Disfarçou a euforia e abriu a porta, entrando na loja escura que já havia furtado inúmeras vezes
sob o disfarce do bêbado. Sua infravisão lhe permitiu ver as prateleiras repletas de
equipamentos e suprimentos de viagem. Não poderia levar nada grande, o volume chamaria
atenção. Buscou primeiro na caixa debaixo do balcão principal. Estava vazia. Era óbvio! Haglad
não seria inocente para deixar os lucros de suas vendas na própria loja durante a noite.
Focou então focou em pegar itens pequenos que pudesse esconder debaixo de suas
roupas. Pegou alguns conjuntos de cadeados e algemas, além de um livro vazio que magos
chamavam de grimório, e que costumavam comprar por um bom preço. Também pegou um
pacote de carne seca de um conjunto de ração de viagem, precisaria disso. Juntou tudo e estava
saindo quando lembrou-se de algo. A linda adaga de prata que vira anteriormente na loja.
Tinha se enamorado da possibilidade de furtá-la, mas chamaria muita atenção fazê-lo durante
o dia. Era a oportunidade perfeita. Foi até a lateral da loja e procurou na prateleira de armas.

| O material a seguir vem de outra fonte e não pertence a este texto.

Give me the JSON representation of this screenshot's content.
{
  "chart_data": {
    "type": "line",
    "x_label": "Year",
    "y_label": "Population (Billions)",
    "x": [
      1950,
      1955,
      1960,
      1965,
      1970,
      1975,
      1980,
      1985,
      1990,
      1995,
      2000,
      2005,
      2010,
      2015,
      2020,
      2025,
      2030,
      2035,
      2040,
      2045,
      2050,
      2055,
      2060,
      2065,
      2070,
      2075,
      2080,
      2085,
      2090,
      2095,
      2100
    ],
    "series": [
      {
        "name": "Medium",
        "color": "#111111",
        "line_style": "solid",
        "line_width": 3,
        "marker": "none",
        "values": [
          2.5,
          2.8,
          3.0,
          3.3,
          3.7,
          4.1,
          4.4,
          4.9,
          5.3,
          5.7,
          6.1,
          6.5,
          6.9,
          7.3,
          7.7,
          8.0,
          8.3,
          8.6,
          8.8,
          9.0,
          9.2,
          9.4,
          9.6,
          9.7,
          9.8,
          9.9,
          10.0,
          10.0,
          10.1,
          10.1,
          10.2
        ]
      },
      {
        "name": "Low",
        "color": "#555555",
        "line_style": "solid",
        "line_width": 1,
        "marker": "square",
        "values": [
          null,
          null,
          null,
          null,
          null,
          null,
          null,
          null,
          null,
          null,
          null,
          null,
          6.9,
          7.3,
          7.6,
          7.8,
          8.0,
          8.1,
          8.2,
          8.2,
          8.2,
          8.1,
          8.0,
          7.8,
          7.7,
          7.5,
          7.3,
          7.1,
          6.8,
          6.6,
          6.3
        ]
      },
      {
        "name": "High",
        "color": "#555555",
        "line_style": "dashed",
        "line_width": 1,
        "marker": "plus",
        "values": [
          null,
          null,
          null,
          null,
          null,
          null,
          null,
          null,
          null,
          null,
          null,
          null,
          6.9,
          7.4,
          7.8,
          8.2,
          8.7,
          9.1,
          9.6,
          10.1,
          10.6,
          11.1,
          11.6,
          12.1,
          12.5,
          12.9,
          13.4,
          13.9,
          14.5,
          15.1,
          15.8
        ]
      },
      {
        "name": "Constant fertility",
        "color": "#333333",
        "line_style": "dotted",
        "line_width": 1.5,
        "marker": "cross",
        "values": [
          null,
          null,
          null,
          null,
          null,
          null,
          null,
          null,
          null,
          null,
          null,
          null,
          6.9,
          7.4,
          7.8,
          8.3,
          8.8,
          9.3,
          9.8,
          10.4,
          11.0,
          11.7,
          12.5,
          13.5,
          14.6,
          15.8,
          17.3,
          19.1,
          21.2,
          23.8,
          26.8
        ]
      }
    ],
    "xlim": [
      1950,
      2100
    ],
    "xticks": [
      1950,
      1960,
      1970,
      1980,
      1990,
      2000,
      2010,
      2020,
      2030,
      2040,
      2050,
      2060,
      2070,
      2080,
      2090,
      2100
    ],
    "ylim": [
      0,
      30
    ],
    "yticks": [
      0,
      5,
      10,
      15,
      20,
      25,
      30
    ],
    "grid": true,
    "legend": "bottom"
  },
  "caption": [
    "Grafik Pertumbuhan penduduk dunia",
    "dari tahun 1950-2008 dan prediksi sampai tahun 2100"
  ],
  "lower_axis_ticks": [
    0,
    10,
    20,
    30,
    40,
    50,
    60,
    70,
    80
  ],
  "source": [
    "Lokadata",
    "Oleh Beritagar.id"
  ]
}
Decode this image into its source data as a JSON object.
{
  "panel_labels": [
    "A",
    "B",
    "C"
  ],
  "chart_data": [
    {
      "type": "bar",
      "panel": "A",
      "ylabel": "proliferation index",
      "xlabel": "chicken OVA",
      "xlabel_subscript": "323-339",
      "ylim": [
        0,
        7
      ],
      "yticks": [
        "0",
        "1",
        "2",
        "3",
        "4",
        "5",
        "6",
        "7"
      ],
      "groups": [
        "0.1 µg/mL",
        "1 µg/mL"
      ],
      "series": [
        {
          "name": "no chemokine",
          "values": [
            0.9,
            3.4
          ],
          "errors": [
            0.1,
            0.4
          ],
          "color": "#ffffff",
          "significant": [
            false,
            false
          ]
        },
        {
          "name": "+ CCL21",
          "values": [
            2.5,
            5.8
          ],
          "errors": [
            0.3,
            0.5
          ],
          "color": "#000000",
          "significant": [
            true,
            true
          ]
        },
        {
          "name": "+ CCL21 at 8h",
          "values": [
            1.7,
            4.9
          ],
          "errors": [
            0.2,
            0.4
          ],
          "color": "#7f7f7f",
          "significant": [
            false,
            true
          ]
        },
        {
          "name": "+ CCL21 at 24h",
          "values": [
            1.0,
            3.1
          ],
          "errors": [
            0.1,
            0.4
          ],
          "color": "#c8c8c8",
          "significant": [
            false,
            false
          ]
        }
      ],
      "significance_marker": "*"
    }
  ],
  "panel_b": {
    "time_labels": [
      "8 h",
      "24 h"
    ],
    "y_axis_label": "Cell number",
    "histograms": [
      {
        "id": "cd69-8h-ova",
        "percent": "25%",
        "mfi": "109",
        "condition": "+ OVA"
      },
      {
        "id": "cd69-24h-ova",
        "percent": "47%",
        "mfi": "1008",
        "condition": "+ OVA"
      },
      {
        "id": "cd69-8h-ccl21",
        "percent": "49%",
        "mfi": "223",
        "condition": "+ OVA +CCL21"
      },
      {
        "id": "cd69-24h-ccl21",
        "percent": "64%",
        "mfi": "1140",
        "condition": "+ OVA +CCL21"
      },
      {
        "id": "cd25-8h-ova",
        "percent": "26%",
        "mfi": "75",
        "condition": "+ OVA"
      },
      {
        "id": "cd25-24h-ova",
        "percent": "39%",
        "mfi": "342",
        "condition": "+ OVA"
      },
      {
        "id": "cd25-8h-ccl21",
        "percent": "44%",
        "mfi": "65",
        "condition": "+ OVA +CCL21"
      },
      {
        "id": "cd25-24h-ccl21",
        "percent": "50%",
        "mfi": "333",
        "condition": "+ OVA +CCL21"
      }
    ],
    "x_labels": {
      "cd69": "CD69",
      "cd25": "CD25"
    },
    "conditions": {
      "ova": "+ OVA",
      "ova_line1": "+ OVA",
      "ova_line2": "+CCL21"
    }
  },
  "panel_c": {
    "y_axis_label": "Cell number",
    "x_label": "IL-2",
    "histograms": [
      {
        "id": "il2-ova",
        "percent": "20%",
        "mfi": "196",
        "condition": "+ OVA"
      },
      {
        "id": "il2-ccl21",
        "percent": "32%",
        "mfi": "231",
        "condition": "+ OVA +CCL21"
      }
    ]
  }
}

Seus olhos reluziram ao ver que a arma ainda se encontrava lá. Pegou-a junto da bainha,
escondendo dentro de sua bota direta.
Aproximou-se de uma das janelas da loja, observando o lado de fora. Abriu um pouco
a janela e arremessou com toda sua força o pedaço de carne seca para o centro do largo da
moeda, próximo ao chafariz. Atraídos pelo cheiro, os cachorros que ali estavam começaram a
latir e correr atrás da carne. Aproveitou a bagunça para sair do local, tomando o cuidado de
colocar o capuz e deixar a porta encostada, porém destrancada. O guarda careca pagaria por
tê-lo roubado. Atravessou a praça, evitando o funcionário que ainda acendia as lanternas.
Tomou o rumo da Baixada do Piolho. Apesar dos percalços, sua pequena incursão tinha sido
muito mais frutífera do que esperava.
– Obrigado Artheus por mais um roubo bem sucedido. Pai oculto dos ladrões, que traz a justiça
através do furto. Manterei seu disfarce, assim como tu me manténs. – murmurou uma prece enquanto
seguia com seus passos quietos pelas ruelas enlameadas e sujas de esgoto.
Gil era devoto de Artheus, o deus da justiça que a maioria considerava averso aos
ladrões. Ele duvidava muito que um deus que tinha trazido ordem ao mundo através de um
roubo, não abençoasse aqueles que roubam de mercadores e nobres que têm muito mais
dinheiro do que precisam. Andando entre os casebres da Baixada do Piolho, refletiu sobre o que
vira no porão da loja. A Irmandade do Punhal provavelmente estava envolvida em algo mais
sujo que o comum. Contudo, a imagem fixa em sua mente era a de Juper, sua ex-amiga de
infância. Sacudiu a cabeça, concluindo que esses tempos ficaram enterrados no passado. Ser
ladrão em Valansia significava se habituar a ver amigos morrerem Seja de forma literal ou
metafórica. E Juper estava morta para ele.
Ele não poderia estar mais enganado.